The Walt Disney Co. said it will launch a family-friendly mobile phone service in June that will enable parents to monitor and manage how their children are using their cell phones.
Disney, which announced the service at the CTIA Wireless 2006 tradeshow in Las Vegas, said the service would go beyond family wireless plans focusing on sharing minutes. The Disney plan will offer tools to let parents “teach kids responsible use” while still including features younger users demand, such as camera phones and text messaging.
Features for Everybody
Disney Mobile will include Family Center features such as the ability to set allowances for voice minutes and text messaging, controls on downloadable content, the ability to disable phones during certain hours or to limit what numbers they can be used to call. The service will also let parents track their children’s movements with a GPS feature.
Disney CEO Robert Iger said those tools and access to “Disney’s outstanding creative content” make the service unique.
“Parents will appreciate Disney Mobile’s unique capabilities to manage family communications, and tweens and teens get the functions they’re seeking in today’s wireless service,” he said.
The launch follows closely on the heels of the debut of ESPN Mobile, another sharply focused service from another member of the Disney family, which benefited from a launch backed with Super Bowl advertising and aggressive marketing ever since.
Because it does not operate its own network, Disney and ESPN Mobile will both use a mobile virtual network operator (MVNO) approach, delivering the service by piggybacking on existing carriers’ hardware across the U.S., in this case using the Sprint Nationwide PCS Network.
Disney has inked deals with Convergys and Visage Mobile to provide outsourced billing and customer services to Disney Mobile customers.
Starting in June, the service will be available through the Web and will also be sold at some mall kiosks around the country, where ESPN Mobile will also be available after a period of exclusivity with Best Buy expires.
Under the service, parents’ phones come equipped with the additional controls, with monitoring and other services also able to be changed through the Disney Mobile Web site.
Disney did not disclose pricing for the family plans, but said they would be “competitive priced” and said that handsets would be priced starting at US$59.99 with two-year agreements.
The phones are likely to appeal to safety-conscious parents, who will gain far more control over their children’s cell phone use with the plan.
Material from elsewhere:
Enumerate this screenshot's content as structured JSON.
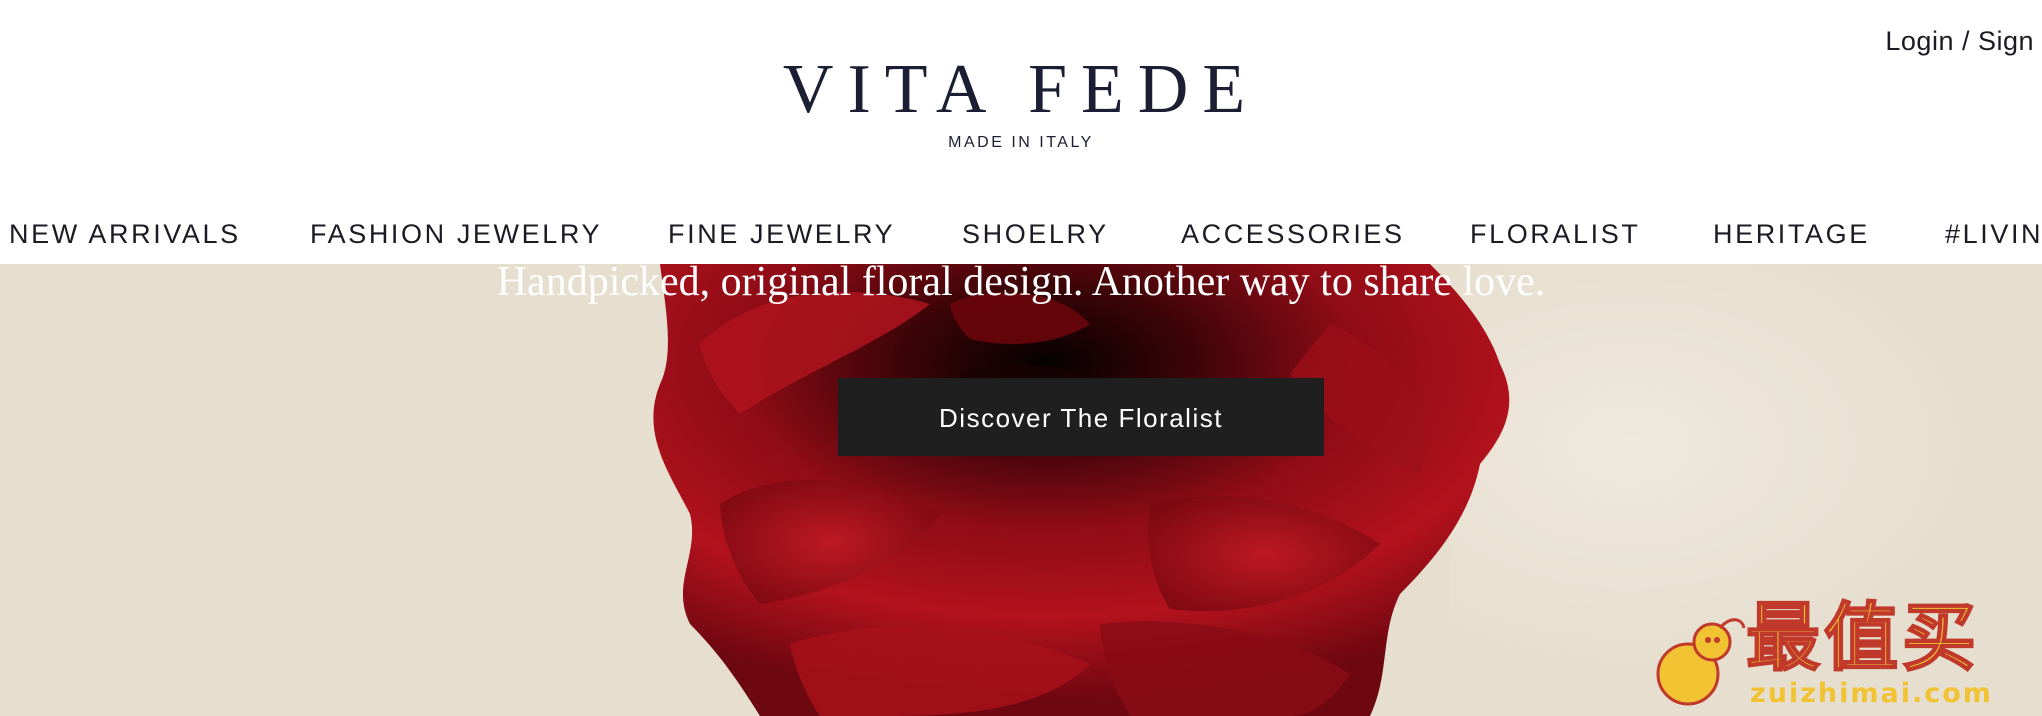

For instance, phones could be programmed to render them unusable during school hours or late at night or to limit what numbers can be called. Emergency calls and calls to family members can be made at all times.
Parents will also be able to use the Web to access a password-protected site where they can use GPS to find their children, assuming they are carrying their phones. The site will map the locations as well. A “family alert” service is designed to make sure that calls and messages get through when others might not.
“Parents told us that they value the extra convenience and security a cell phone provides the family, but they also expressed a desire to be able to supervise their children’s cell phone use and avoid the horror stories they have heard about excessive mobile bill surprises,” said George Grobar, senior vice president and general manager of Disney Mobile. Parents, he added, can “apply as much or as little control as they see appropriate for their kids.”
The service will also feature streamlined access to Disney content, including a streaming version of Radio Disney, ringtones and other digital add-ons from the Disney archives.
Devices – So Last Year
Disney’s announcement fits with the larger theme of this year’s CTIA conference, which has seen a shift away from device-specific launches and toward service packages, with an increasing focus on vertical services targeting specific user groups.
Disney and other content and brand owners are benefiting from decisions by mobile network owners to open up those networks in order to boost traffic and drive revenue, even if it means having a third party involved.
“Content is going to increasingly become the differentiator,” Yankee Group analyst Michael Goodman told TechNewsWorld. Carriers may take more of a background role, providing the cutting-edge networks and technology and letting users choose the brand and content feed that best suits their needs and interests. “The carriers have recognized the trend and are now moving to let it happen.”